The P model is increasingly at the centre of work that we are doing in the SPECIAL group, forming the basis for work on past vegetation productivity, peatland growth and crop modelling. So, it is great that the “definitive” paper outlining the theory behind this model and testing its performance under modern conditions, led by Beni Stocker at ETH, has now been published in Geoscientific Model Development (https://doi.org/10.5194/gmd-13-1545-2020). The P model is one of a new crop of simple models rooted in eco-evolutionary optimality theory. Eco-evolutionary optimality theory is based on identifying trade-offs that plants are required to make in order to function, for example between CO2 uptake and water loss through transpiration. It therefore requires the explicit formulation of hypotheses about specific trade-offs that can be expressed mathematically and then explicitly tested. This optimality approach should not be confused with the idea of optimisation; it is not about the empirical optimisation of model parameters.

Correlation of observed and modelled GPP values of all sites pooled, mean over 8 d periods, for the FULL model setup.

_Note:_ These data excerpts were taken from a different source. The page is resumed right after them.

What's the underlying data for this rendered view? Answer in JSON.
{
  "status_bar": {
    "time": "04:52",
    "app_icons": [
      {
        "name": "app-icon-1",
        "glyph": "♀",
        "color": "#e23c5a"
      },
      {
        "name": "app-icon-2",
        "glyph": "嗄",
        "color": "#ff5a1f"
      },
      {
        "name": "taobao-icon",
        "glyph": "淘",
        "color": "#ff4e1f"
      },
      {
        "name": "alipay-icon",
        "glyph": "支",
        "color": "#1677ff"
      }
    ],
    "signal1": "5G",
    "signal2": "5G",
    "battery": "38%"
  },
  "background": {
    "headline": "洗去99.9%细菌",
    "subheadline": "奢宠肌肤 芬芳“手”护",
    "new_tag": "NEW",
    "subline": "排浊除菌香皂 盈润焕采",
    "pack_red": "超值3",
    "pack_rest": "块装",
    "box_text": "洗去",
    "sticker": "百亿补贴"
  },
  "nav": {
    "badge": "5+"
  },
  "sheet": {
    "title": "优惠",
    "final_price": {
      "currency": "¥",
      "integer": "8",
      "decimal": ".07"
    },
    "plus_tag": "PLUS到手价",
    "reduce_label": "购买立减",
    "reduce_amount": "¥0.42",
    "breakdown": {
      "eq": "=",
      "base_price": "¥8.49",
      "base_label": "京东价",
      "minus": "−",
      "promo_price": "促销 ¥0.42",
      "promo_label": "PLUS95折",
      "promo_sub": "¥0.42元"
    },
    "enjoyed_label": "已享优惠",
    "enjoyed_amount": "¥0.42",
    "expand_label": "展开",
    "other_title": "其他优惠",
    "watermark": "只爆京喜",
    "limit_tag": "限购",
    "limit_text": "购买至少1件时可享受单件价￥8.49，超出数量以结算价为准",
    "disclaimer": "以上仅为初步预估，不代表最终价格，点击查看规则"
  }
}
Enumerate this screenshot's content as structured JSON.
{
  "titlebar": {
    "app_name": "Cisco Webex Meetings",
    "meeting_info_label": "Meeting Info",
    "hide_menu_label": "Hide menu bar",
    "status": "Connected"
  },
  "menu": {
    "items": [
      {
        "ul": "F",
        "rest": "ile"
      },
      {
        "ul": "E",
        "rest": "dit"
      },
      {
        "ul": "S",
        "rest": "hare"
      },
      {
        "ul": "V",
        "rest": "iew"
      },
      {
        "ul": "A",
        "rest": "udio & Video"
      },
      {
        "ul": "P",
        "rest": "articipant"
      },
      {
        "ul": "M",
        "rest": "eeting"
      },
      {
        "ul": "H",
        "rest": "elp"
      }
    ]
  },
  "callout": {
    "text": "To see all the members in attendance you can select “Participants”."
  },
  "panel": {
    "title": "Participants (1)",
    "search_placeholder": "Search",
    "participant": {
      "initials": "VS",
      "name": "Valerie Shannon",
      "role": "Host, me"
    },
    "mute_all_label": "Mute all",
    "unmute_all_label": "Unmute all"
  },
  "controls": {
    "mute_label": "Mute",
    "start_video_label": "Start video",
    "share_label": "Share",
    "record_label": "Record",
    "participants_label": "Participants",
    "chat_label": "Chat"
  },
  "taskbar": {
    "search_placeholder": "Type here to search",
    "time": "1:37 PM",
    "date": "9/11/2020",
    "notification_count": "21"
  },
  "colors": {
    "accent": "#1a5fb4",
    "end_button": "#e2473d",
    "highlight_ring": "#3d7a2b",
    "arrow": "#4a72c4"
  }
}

In these days of “working from home” and “self-isolation” it’s worth noting that the P model is the result of a long-term virtual collaboration by the so-called NextGen vegetation modelling group, with members from the Europe, the US and China. While this makes the monthly group meetings a scheduling nightmare – with people having to get up early or stay up late in order to participate — the outcome is an exciting and novel way of modelling vegetation. The NextGen group will to continue to extend the P model. As part of her PhD, Guilia Mengoli is working towards incorporating the P model in the ECMWF land-surface scheme. Anne Quillet is working on evaluating how well the P model simulates peatland productivity, as a first step towards using it in a new model of peatland growth. The P model is also the starting point for Shengchao Qiaos crop modelling work and the underlying theory is being used by Huiying Xu in her analysis of trait variability along climate and elevation gradients in the Gongga Mountains. We expect to see many spin-offs from the P model in coming months!

 

Featured image: Overview of sites selected for model calibration (green dots) and evaluation (black dots). The colour key of the map represents aridity, quantified as the ratio of precipitation over potential evapotranspiration from Greve et al. (2014).